Dans cette affaire, le ministère public sollicitait la révocation totale de la mesure au motif que plusieurs obligations imposées dans le cadre du suivi probatoire n’auraient pas été respectées, notamment concernant les convocations du SPIP et certaines démarches administratives.
Le cabinet a assuré la défense de l’intéressé en démontrant que, malgré des difficultés personnelles et professionnelles importantes, celui-ci avait engagé de réelles démarches de réinsertion.
Au soutien de cette défense, ont notamment été produits :
- un contrat de travail ;
- des fiches de paie ;
- des justificatifs d’insertion professionnelle ;
- des éléments démontrant une volonté de régularisation de la situation pénale et financière.
La défense a également mis en avant l’évolution personnelle et professionnelle du condamné ainsi que les perspectives concrètes de stabilisation de sa situation.

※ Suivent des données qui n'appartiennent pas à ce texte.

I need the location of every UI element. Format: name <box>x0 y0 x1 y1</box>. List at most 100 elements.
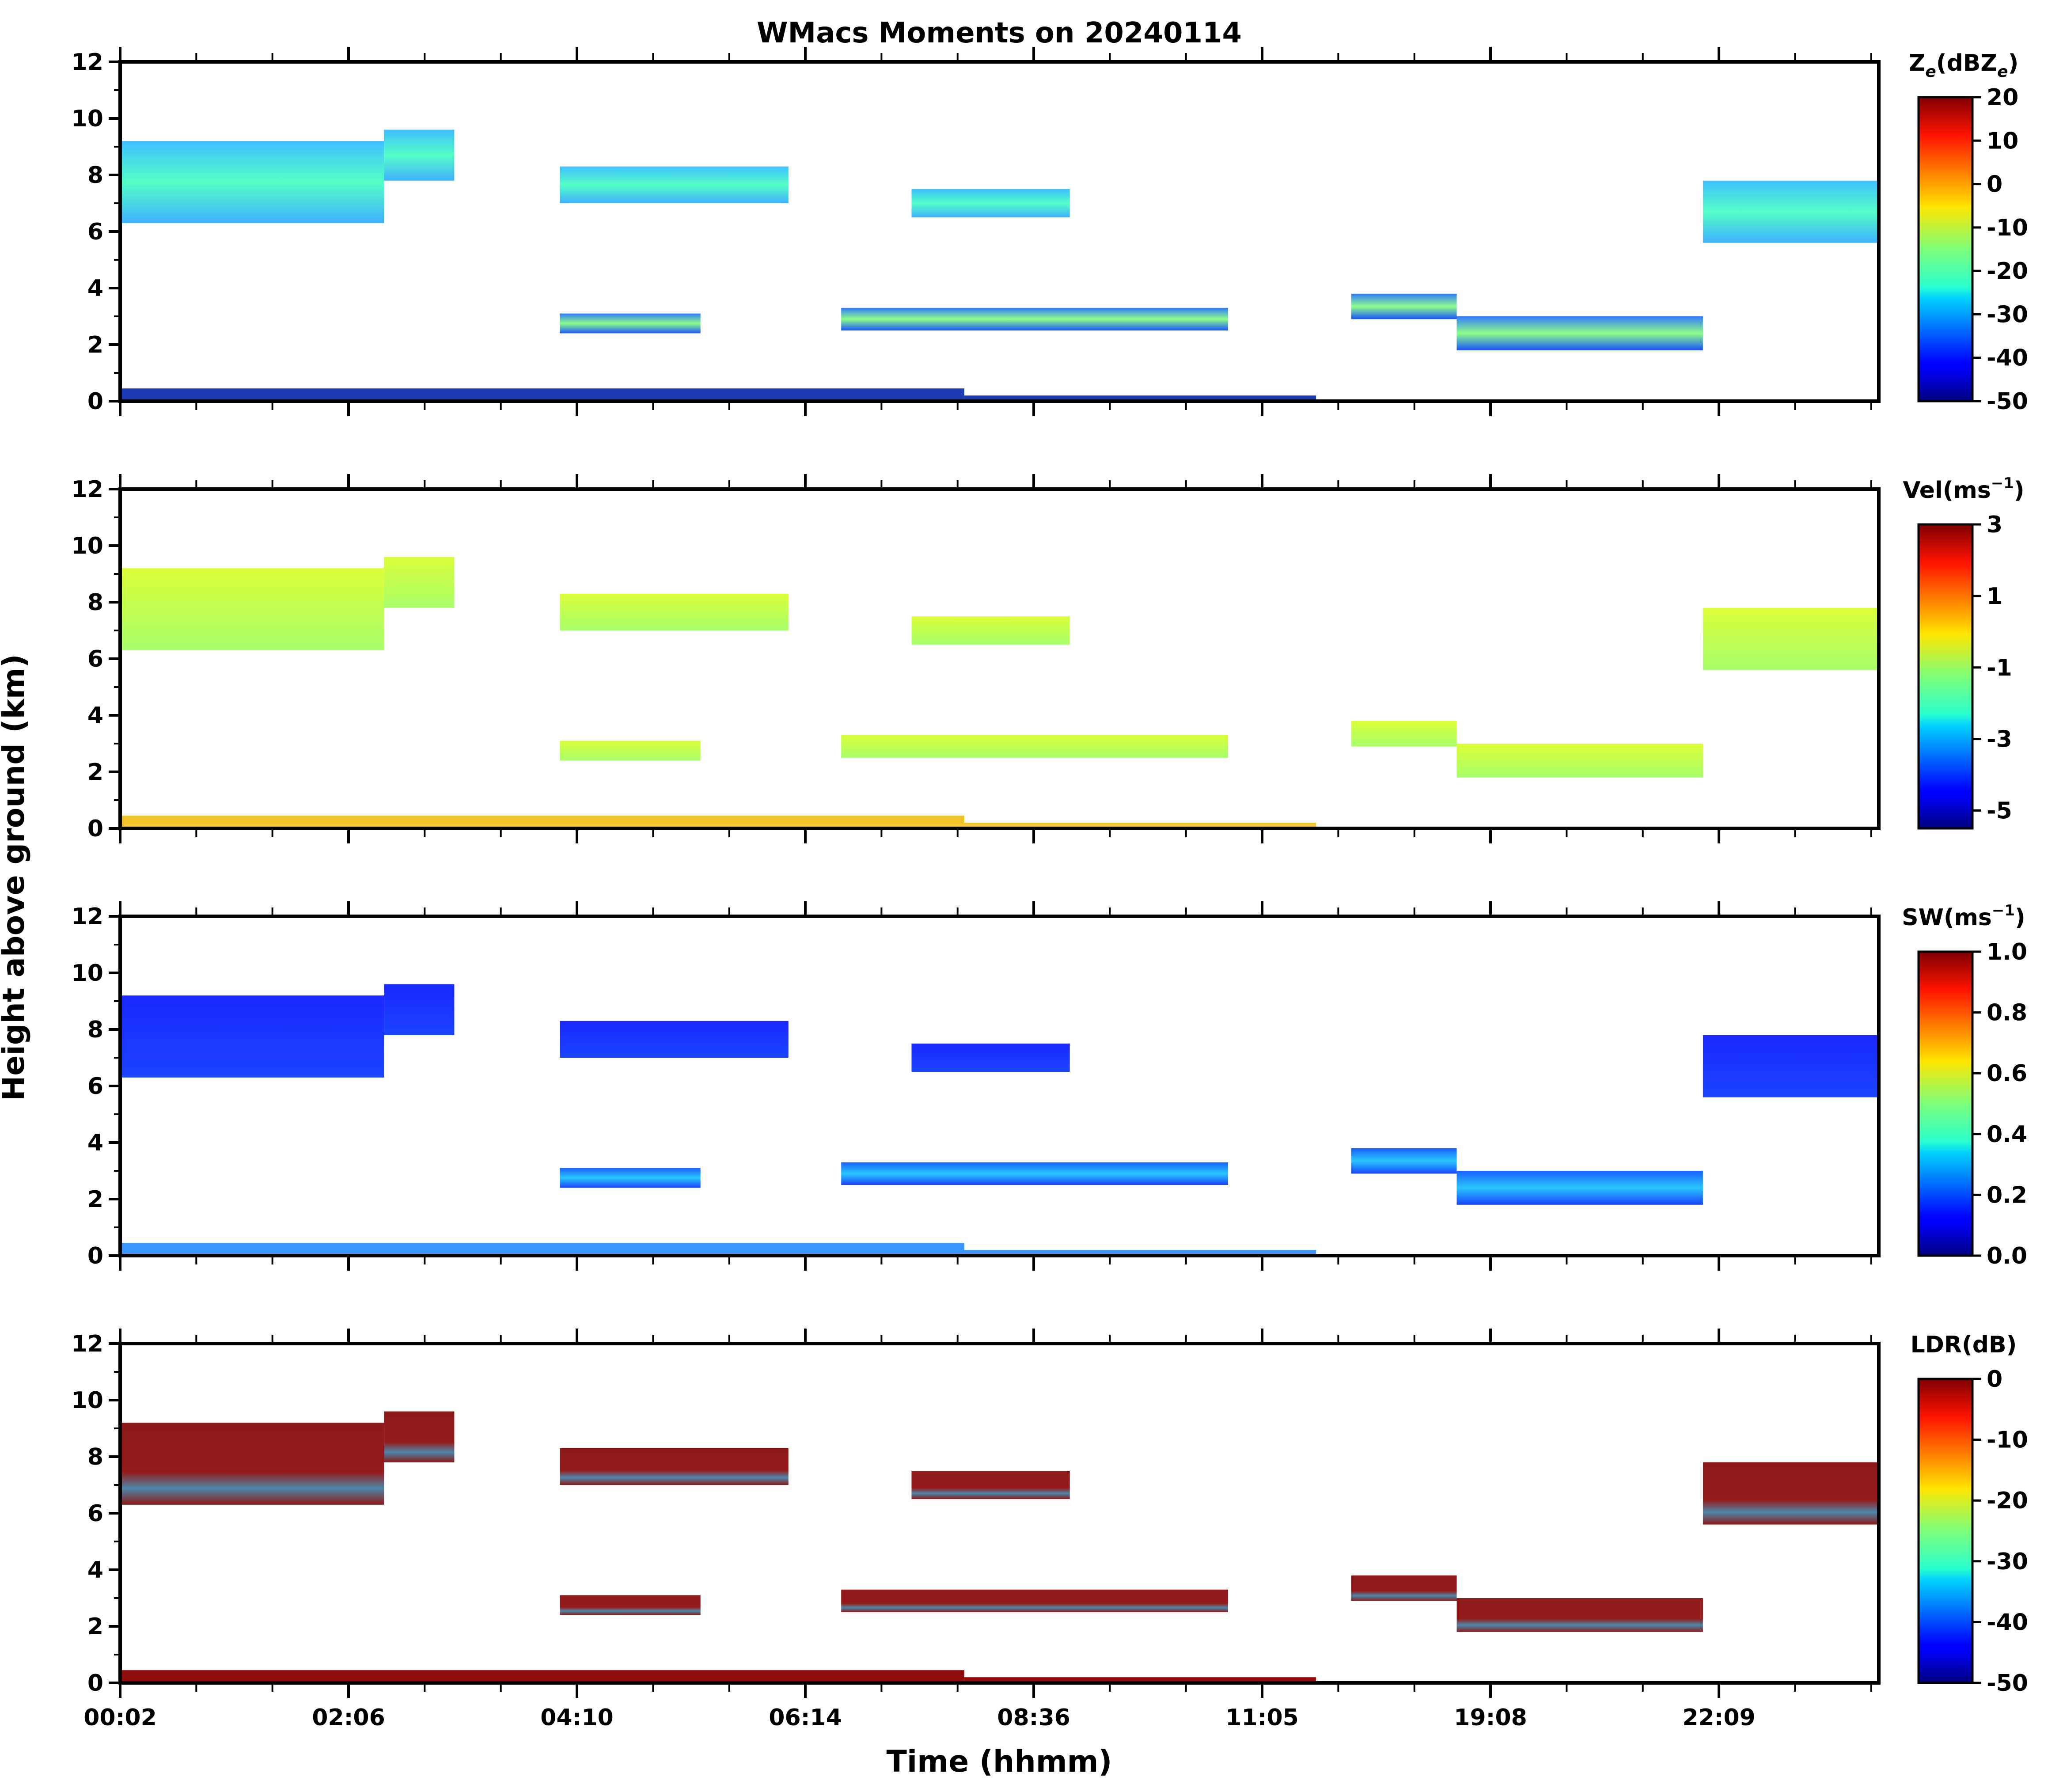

À l’issue du débat contradictoire, le juge de l’application des peines a refusé de faire droit aux réquisitions du ministère public.
La juridiction a considéré que, malgré certains manquements relevés au cours du suivi, l’intéressé présentait désormais des garanties sérieuses de réinsertion.
Le juge a en conséquence :
- refusé la révocation du sursis probatoire renforcé ;
- refusé toute prolongation de la mesure ;
- ordonné l’archivage du suivi probatoire.
Cette décision illustre l’importance d’une défense rigoureuse devant le juge de l’application des peines, fondée sur des éléments concrets de réinsertion et une préparation approfondie du dossier.